I didn’t meet the other half of our lab until six months after I started the position, and I had no formal opportunities to meet other postdocs or people outside of my lab.
Not wanting to let up on advocacy, I contacted the ASBMB public affairs office. The director was excited to hear I was in the area and told me that the ASBMB staff was busy but still working from home.
I joined the NIH Science Policy Discussion Group (virtually), which led me to co-author a policy memo in the Journal of Science Policy and Governance. I also was elected to the NIH Fellows Committee, which connected me to the National Postdoctoral Association.
Next, I was appointed to the NPA’s advocacy committee to help lead its national public policy efforts. This timing was fortuitous. The committee was being restructured for more action-oriented activities in support of well-defined goals in the NPA’s strategic plan, and that gave me a crash course in grassroots advocacy on a national scale.
The NPA leaders, my committee co-leader and the committee members all work in different environments and in varying levels of academia, including postdocs, postdoc administrators and graduate deans. I saw the strength of bringing together a diverse community with common interests, the important role media plays in instigating change, and the value of a strategic plan in the ever-changing advocacy landscape.

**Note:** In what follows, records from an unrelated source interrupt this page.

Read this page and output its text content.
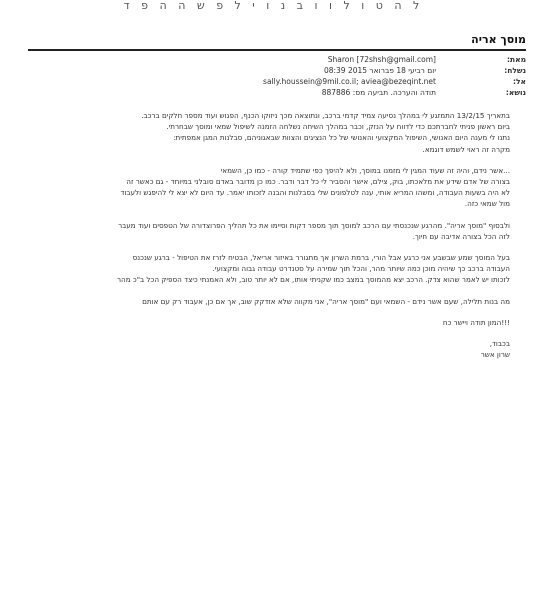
ל ה ט ו ל ו ו ב נ ו י ל פ ש ה ה פ ד
מוסך אריה
מאת:
Sharon [72shsh@gmail.com]
נשלח:
יום רביעי 18 פברואר 2015 08:39
אל:
sally.houssein@9mil.co.il; aviea@bezeqint.net
נושא:
תודה והערכה. תביעה מס: 887886
בתאריך 13/2/15 התמזגע לי במהלך נסיעה צמיד קדמי ברכב, ונתוצאה מכך ניזוקו הכנף, הפגוש ועוד מספר חלקים ברכב.
ביום ראשון פניתי לחברתכם כדי לדווח על הנזק, וכבר במהלך השיחה נשלחה הזמנה לשיפול שמאי ומוסך שבחרתי.
נתנו לי מענה היום האנושי, השיפול המקצועי והאנושי של כל הנציגים והצוות שבאגוניהם, סבלנות המגן אמפתית:
מקרה זה ראוי לשמש דוגמא.
...אשר נידם, והיה זה שעוד המגין לי מזמנו במוסך, ולא להיפך כפי שתמיד קורה - כמו כן, השמאי
בצורה של אדם שידע את מלאכתו, בוק, צילם, אישר והסביר לי כל דבר ודבר. כמו כן מדובר באדם סובלני במיוחד - גם כאשר זה
לא היה בשעות העבודה, ומשהו המריא אותי, ענה לטלפונים שלי בסבלנות והבנה לזכותו יאמר. עד היום לא יצא לי להיפגש ולעבוד
מול שמאי כזה.
ולבסוף "מוסך אריה". מהרגע שנכנסתי עם הרכב למוסך תוך מספר דקות וסיימו את כל תהליך הפרוצדורה של הטפסים ועוד מעבר
לזה הכל בצורה אדיבה עם חיוך.
בעל המוסך שמע שבשבע אני כרגע אבל הורי, ברמת השרון אך מתגורר באיזור אריאל, הבטיח לזרז את הטיפול - ברגע שנכנס
העבודה ברכב כך שיהיה מוכן כמה שיותר מהר, והכל תוך שמירה על סטנדרט עבודה גבוה ומקצועי.
לזכותו יש לאמר שהוא צדק. הרכב יצא מהמוסך במצב כמו שקניתי אותו, אם לא יותר טוב, ולא האמנתי כיצד הספיק הכל ב"כ מהר
מה בנות תלילה, שעם אשר נידם - השמאי ועם "מוסך אריה", אני מקווה שלא אזדקק שוב, אך אם כן, אעבוד רק עם אותם
!!!המון תודה ויישר כח
בכבוד,
שרון אשר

I also learned how to balance my science and my advocacy. Most scientists do advocacy off the clock or squeeze it in between experiments. I realized I was burning the candle at both ends. I took stock of all the positions I held and efforts I contributed to, and then I started cutting roles that were not helping me learn, grow or move into science policy full time. I became more focused and productive, improved my mental health and, in general, was a better advocate and scientist.
Taking the policy plunge
In 2020, the ASBMB public affairs department had openings for new science policy managers. Ben Corb remembered me from our chats and interactions on Twitter and suggested I apply. I got the job.

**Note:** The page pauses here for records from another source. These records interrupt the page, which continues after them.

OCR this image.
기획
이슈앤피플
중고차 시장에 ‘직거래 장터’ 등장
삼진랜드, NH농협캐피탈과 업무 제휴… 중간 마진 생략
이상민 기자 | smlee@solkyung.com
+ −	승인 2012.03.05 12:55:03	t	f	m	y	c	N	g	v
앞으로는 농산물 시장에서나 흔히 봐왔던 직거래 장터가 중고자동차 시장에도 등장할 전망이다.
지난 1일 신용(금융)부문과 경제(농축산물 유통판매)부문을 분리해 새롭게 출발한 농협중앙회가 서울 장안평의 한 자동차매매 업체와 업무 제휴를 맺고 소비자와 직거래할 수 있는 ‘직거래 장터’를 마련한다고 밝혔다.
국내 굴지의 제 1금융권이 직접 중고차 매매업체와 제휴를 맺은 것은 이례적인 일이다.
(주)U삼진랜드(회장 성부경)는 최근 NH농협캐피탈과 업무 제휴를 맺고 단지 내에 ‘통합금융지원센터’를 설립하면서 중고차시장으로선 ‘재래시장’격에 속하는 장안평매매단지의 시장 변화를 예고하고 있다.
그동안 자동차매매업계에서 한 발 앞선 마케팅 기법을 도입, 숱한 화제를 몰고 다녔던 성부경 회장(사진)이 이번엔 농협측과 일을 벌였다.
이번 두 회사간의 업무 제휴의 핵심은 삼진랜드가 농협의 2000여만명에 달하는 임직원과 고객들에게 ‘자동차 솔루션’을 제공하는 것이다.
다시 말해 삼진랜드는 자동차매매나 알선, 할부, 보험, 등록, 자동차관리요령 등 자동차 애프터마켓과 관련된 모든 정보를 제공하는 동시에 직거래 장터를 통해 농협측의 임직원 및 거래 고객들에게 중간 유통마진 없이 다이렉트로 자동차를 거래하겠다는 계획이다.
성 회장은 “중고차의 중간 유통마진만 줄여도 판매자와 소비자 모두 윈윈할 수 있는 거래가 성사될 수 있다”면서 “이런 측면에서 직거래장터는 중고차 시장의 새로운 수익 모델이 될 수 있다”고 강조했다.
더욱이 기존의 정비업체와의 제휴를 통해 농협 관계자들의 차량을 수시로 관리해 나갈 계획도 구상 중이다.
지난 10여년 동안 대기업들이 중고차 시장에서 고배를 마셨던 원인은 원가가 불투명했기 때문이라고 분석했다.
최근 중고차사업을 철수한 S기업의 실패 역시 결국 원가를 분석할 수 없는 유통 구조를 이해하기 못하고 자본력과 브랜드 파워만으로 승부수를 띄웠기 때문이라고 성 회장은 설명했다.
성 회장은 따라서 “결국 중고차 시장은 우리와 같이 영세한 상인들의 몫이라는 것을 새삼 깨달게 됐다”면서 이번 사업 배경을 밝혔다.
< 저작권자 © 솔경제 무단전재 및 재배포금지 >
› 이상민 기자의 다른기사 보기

After joining the team, I realized how the ASBMB had shaped my career by showing me the power of Capitol Hill, helping to build my confidence as an advocate, and now giving me a job to pursue science policy full time, supporting the community that helped shape me.
Become an advocate
Although the ASBMB currently is not bringing trainees to D.C. for Capitol Hill Day, they can get dedicated training and participation in a virtual Hill Day through the ASBMB Advocacy Training Program. Applications are being accepted until April 21.

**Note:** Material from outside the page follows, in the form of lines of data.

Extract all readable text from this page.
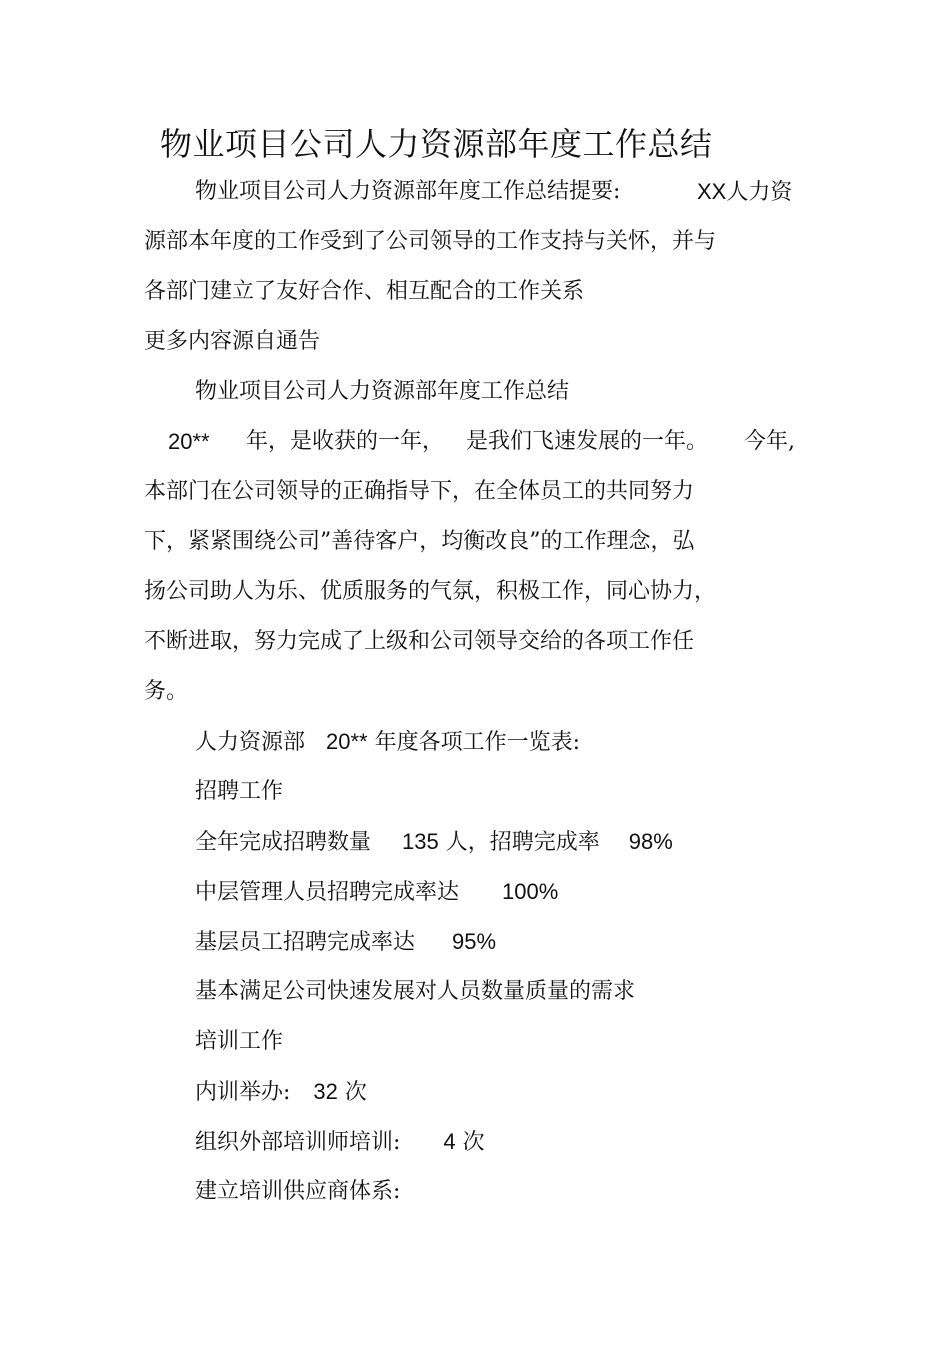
物业项目公司人力资源部年度工作总结
物业项目公司人力资源部年度工作总结提要:	XX人力资
源部本年度的工作受到了公司领导的工作支持与关怀，并与
各部门建立了友好合作、相互配合的工作关系
更多内容源自通告
物业项目公司人力资源部年度工作总结
20** 年，是收获的一年， 是我们飞速发展的一年。 今年,
本部门在公司领导的正确指导下，在全体员工的共同努力
下，紧紧围绕公司”善待客户，均衡改良”的工作理念，弘
扬公司助人为乐、优质服务的气氛，积极工作，同心协力，
不断进取，努力完成了上级和公司领导交给的各项工作任
务。
人力资源部 20** 年度各项工作一览表:
招聘工作
全年完成招聘数量 135 人，招聘完成率 98%
中层管理人员招聘完成率达 100%
基层员工招聘完成率达 95%
基本满足公司快速发展对人员数量质量的需求
培训工作
内训举办: 32 次
组织外部培训师培训: 4 次
建立培训供应商体系:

Wonder what we do in the ASBMB public affairs department? We advocate to stakeholders (federal science agencies, lawmakers and other organizations); write position statements and comment letters to raise awareness and provide recommendations; organize events; communicate with our members and the public; and much more. I also advocate on issues affecting student and postdoctoral communities, which I’m particularly driven to address, and I manage the Advocacy Training Program.
The ASBMB ATP is a summer externship certificate program that provides science policy and advocacy training for ASBMB members. Participants learn the skills to become effective advocates, and each of them develops materials for an independent project addressing an issue in science policy or in their individual community. By providing the ATP delegates with tools to be independent advocates, I’m arming them with the knowledge and confidence to take action when they see injustice. I’m teaching them how to use their voices — something I wish I’d had back in 2017 to oppose the draft tax bill.
I was helpless to influence that 2017 bill, but it led me to my niche between science and policy, supporting the community that shaped me and fighting for better policies for our future.